Людмила замерла, ощущая, как смешиваются внутри противоречивые чувства — облегчение и беспокойство, горечь и нежность. Но сильнее всего — странная опустошенность, будто эта новость пришла слишком поздно, когда она уже начала строить свою жизнь по-новому.
— Мне жаль, — наконец сказала она, и удивилась, что действительно так думает.
— Мне тоже, — кивнул он. — Она хороший человек. Просто мы оба искали не того.
Людмила села напротив, сложив руки на столе.
— И чего же вы искали?
— Я думал, что ищу свободу, — Анатолий смотрел ей прямо в глаза, в его взгляде светилась выстраданная ясность. — А на самом деле бежал от себя самого. От своей нерешительности, от страха перемен. Всю жизнь искал виноватых — сначала родителей, потом тебя… Светлана помогла мне понять, что проблема всегда была во мне. Что я сам не решался прожить жизнь так, как хотел.
Людмила почувствовала, как к горлу подступает ком.
— А я… — Людмила сложила руки на столе, как будто защищаясь, но потом медленно расправила плечи, — я винила тебя в том, что у меня не осталось своей жизни. Что я превратилась в придаток к семье — готовила, стирала, убирала. Но вчера я достала свой старый альбом для рисования. Знаешь, что я там нашла? Записку от моей преподавательницы, что у меня талант. А я сама выбрала всё бросить. Сама решила, что быть идеальной женой важнее, чем быть собой.

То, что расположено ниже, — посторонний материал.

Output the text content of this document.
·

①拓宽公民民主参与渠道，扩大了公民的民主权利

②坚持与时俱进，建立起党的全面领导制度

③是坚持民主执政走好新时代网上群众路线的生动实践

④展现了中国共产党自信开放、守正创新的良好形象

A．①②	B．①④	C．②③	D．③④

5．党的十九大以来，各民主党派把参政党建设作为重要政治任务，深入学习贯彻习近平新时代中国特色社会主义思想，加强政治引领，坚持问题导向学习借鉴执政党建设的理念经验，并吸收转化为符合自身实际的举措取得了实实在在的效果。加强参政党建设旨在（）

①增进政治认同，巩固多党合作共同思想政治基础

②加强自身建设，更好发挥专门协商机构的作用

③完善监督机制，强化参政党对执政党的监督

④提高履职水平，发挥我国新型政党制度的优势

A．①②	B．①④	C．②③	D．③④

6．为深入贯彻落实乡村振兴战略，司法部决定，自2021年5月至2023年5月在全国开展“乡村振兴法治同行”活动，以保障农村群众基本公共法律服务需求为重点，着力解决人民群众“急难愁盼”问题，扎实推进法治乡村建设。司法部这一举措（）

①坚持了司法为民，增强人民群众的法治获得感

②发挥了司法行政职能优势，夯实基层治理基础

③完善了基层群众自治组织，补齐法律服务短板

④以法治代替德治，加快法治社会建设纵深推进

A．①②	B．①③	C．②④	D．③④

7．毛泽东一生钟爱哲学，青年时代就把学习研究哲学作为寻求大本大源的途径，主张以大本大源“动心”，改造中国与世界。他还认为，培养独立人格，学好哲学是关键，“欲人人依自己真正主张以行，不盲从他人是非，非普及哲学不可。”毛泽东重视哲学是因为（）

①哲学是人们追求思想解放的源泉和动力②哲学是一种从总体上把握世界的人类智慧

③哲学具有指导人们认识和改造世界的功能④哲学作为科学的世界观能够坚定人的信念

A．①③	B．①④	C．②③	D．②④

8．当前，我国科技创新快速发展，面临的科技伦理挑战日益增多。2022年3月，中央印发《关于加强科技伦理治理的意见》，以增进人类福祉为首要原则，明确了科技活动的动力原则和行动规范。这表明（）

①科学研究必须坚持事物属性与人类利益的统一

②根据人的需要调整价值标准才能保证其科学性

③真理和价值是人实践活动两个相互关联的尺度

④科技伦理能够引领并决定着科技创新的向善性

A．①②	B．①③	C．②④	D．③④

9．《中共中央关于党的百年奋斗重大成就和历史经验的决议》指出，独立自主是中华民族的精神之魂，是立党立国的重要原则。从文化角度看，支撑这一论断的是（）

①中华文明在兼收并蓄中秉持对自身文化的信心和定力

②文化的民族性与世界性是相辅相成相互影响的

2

Они сидели молча, глядя друг на друга.
— Я не вернусь к Светлане, — наконец сказал Анатолий. — Но и не прошу тебя принять меня обратно. Я просто хотел сказать, что… мне жаль. За всё то время, когда мы могли быть счастливее.
Людмила медленно кивнула.
— И мне жаль. Очень жаль.
Анатолий поднялся.
— Я поживу пока у Игоря, — сказал он, имея в виду их сына. — Возьму только кое-какие вещи.
— Хорошо.
Он уже был в коридоре, когда Людмила вдруг спросила:
— Ты всё ещё хочешь научиться играть на гитаре?
Анатолий обернулся, удивлённый.
— Наверное, да, — неуверенно ответил он.
— Я видела объявление… Там набирают группу. Для начинающих. Всех возрастов, — она сделала паузу. — Может быть, сходим… вместе? Я всегда хотела попробовать…
Анатолий смотрел на неё так, словно видел впервые за тридцать семь лет.
— А знаешь, — медленно произнёс он, — может, и сходим.
Уютная студия наполнялась мягким светом и приглушенными звуками гитарных струн. Анатолий и Людмила сидели рядом, с непривычной неловкостью держа инструменты. Их пальцы, привыкшие к совсем другой жизни, неуверенно перебирали струны. Иногда они переглядывались, и в этих взглядах скользили едва заметные улыбки — смущенные, но полные какой-то новой, неизведанной радости.
Молодой инструктор терпеливо показывал им простой аккорд.
— Не торопитесь, — говорил он. — У вас ещё всё впереди.
И, странное дело, впервые за долгие годы они оба этому верили.